Department of Neurosurgery, Penn State Hershey Medical Center, Hershey, PA, 17033, USA.
Key Laboratory of Neuroregeneration of Jiangsu and Ministry of Education, Nantong University, Nantong, 226000, China.
Sci Rep. 2023 Feb 4;13(1):2030. doi: 10.1038/s41598-023-29235-2.

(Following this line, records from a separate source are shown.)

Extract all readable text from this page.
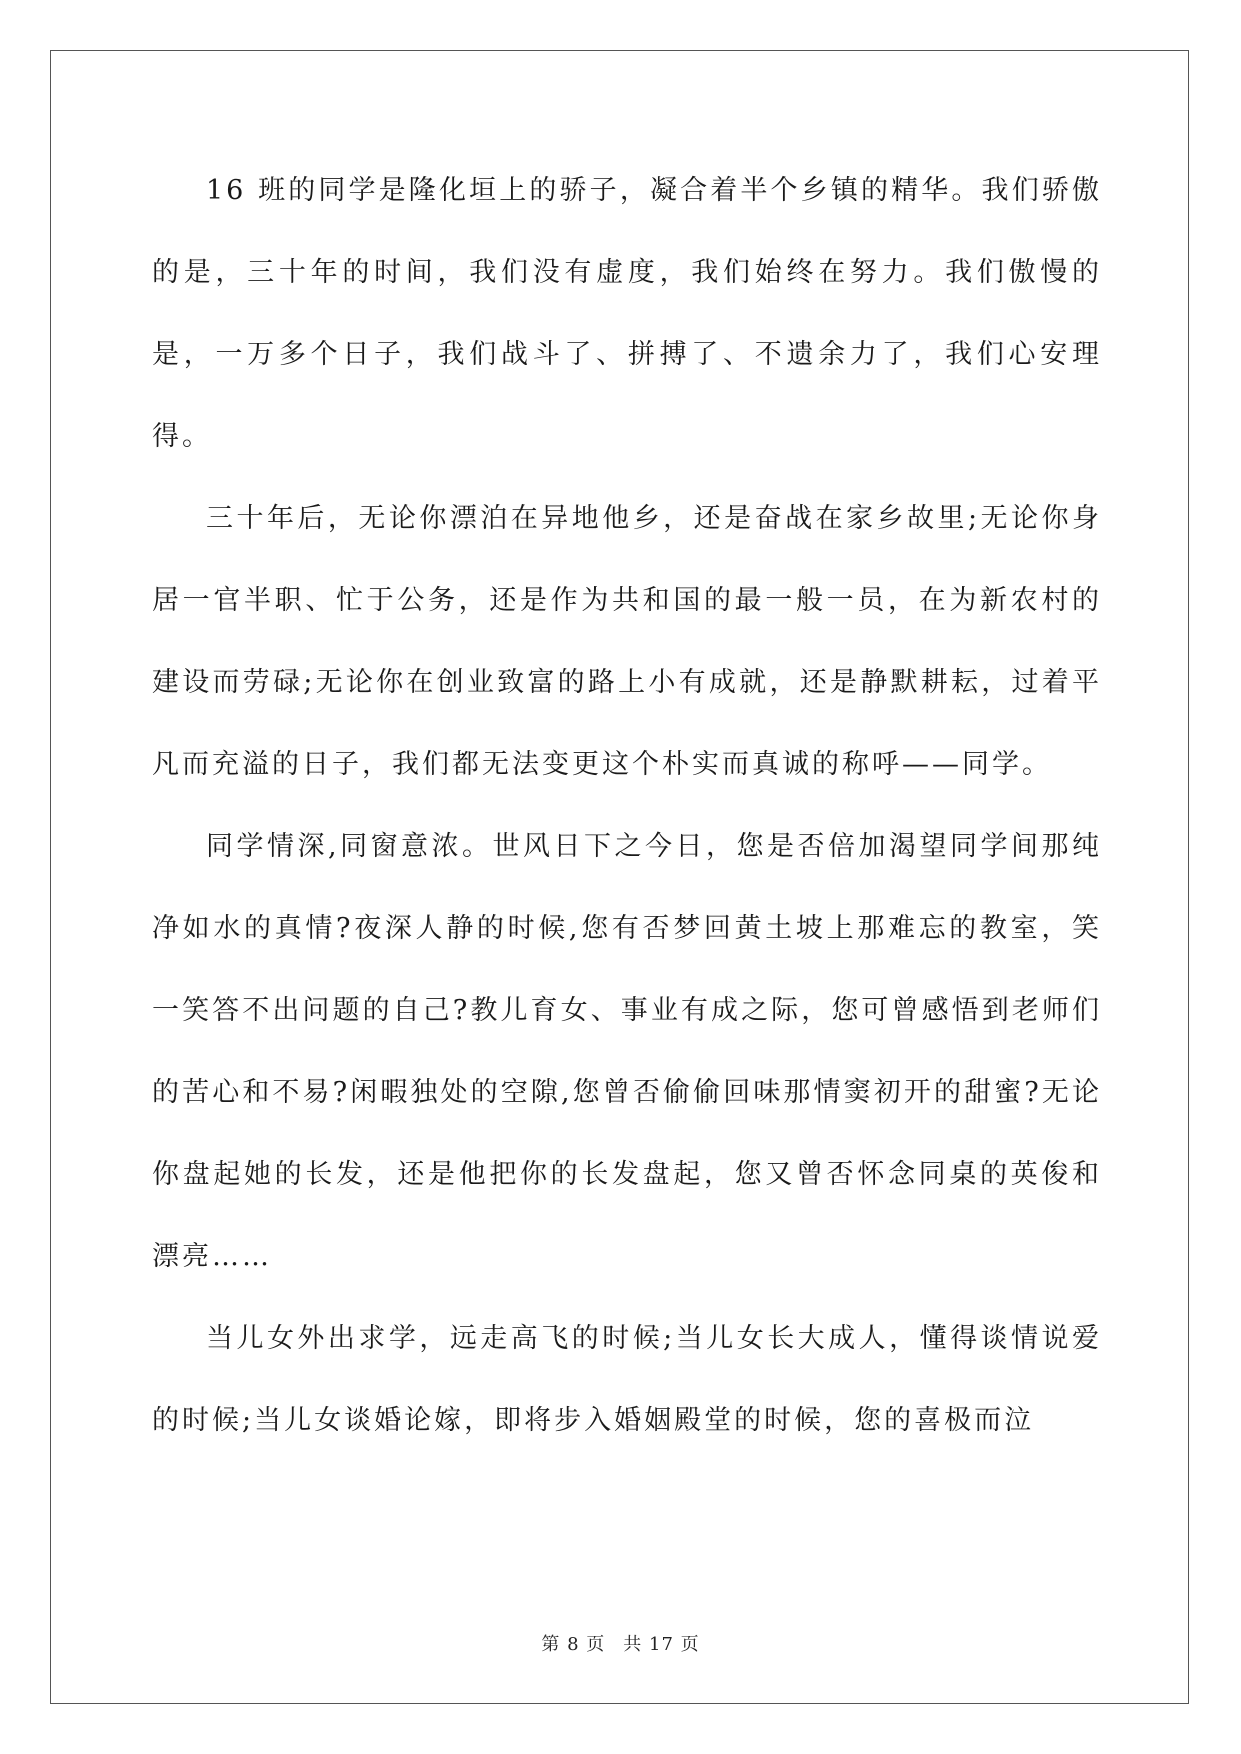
16 班的同学是隆化垣上的骄子，凝合着半个乡镇的精华。我们骄傲的是，三十年的时间，我们没有虚度，我们始终在努力。我们傲慢的是，一万多个日子，我们战斗了、拼搏了、不遗余力了，我们心安理得。

三十年后，无论你漂泊在异地他乡，还是奋战在家乡故里;无论你身居一官半职、忙于公务，还是作为共和国的最一般一员，在为新农村的建设而劳碌;无论你在创业致富的路上小有成就，还是静默耕耘，过着平凡而充溢的日子，我们都无法变更这个朴实而真诚的称呼——同学。

同学情深,同窗意浓。世风日下之今日，您是否倍加渴望同学间那纯净如水的真情?夜深人静的时候,您有否梦回黄土坡上那难忘的教室，笑一笑答不出问题的自己?教儿育女、事业有成之际，您可曾感悟到老师们的苦心和不易?闲暇独处的空隙,您曾否偷偷回味那情窦初开的甜蜜?无论你盘起她的长发，还是他把你的长发盘起，您又曾否怀念同桌的英俊和漂亮……

当儿女外出求学，远走高飞的时候;当儿女长大成人，懂得谈情说爱的时候;当儿女谈婚论嫁，即将步入婚姻殿堂的时候，您的喜极而泣

第 8 页 共 17 页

Phosphoinositide 3-kinase beta (PI3Kβ) plays an important role in platelet activation and thrombosis, but its role in stroke pathology remains unknown. In this study, we investigated whether inhibition of PI3Kβ protects against cerebral ischemia/reperfusion (I/R) injury by preventing circulating platelet activation and downstream microvascular thrombosis. We used a rat intraluminal filament model of transient middle cerebral artery occlusion (tMCAO) because the rapid restoration of cerebral blood flow to the ischemic area in both tMCAO and endovascular thrombectomy provides clinical relevance for this model. The results showed that TGX221, a selective PI3Kβ inhibitor, treatment immediately before the onset of reperfusion dose-dependently reduced infarct volume and improved neurological function. The protective effects were associated with blocking platelet activation and thrombotic response, thereby reducing downstream microvascular thrombosis, and maintaining reperfusion efficiency. These results suggest that PI3Kβ might be a promising target for treating downstream microvascular thrombosis induced by cerebral I/R injury and offer a novel adjunctive treatment to improve reperfusion therapy for acute ischemic stroke.
磷酸肌醇 3-激酶β(PI3Kβ)在血小板激活和血栓形成中发挥重要作用,但它在中风发病机制中的作用尚不清楚。在这项研究中,我们通过防止循环血小板激活和下游微血管血栓形成,研究了抑制 PI3Kβ 是否可以通过防止循环血小板激活和下游微血管血栓形成来预防脑缺血/再灌注(I/R)损伤。我们使用大鼠大脑中动脉闭塞(tMCAO)管腔内纤维蛋白模型,因为 tMCAO 和血管内血栓切除术都迅速恢复缺血区的脑血流,这使得该模型具有临床相关性。结果表明,选择性 PI3Kβ 抑制剂 TGX221 在再灌注开始前立即给药可剂量依赖性地减少梗死体积并改善神经功能。保护作用与阻断血小板激活和血栓形成反应有关,从而减少下游微血管血栓形成,并维持再灌注效率。这些结果表明,PI3Kβ 可能是治疗脑 I/R 损伤引起的下游微血管血栓形成的有前途的靶点,并提供了一种新的辅助治疗方法,以改善急性缺血性中风的再灌注治疗。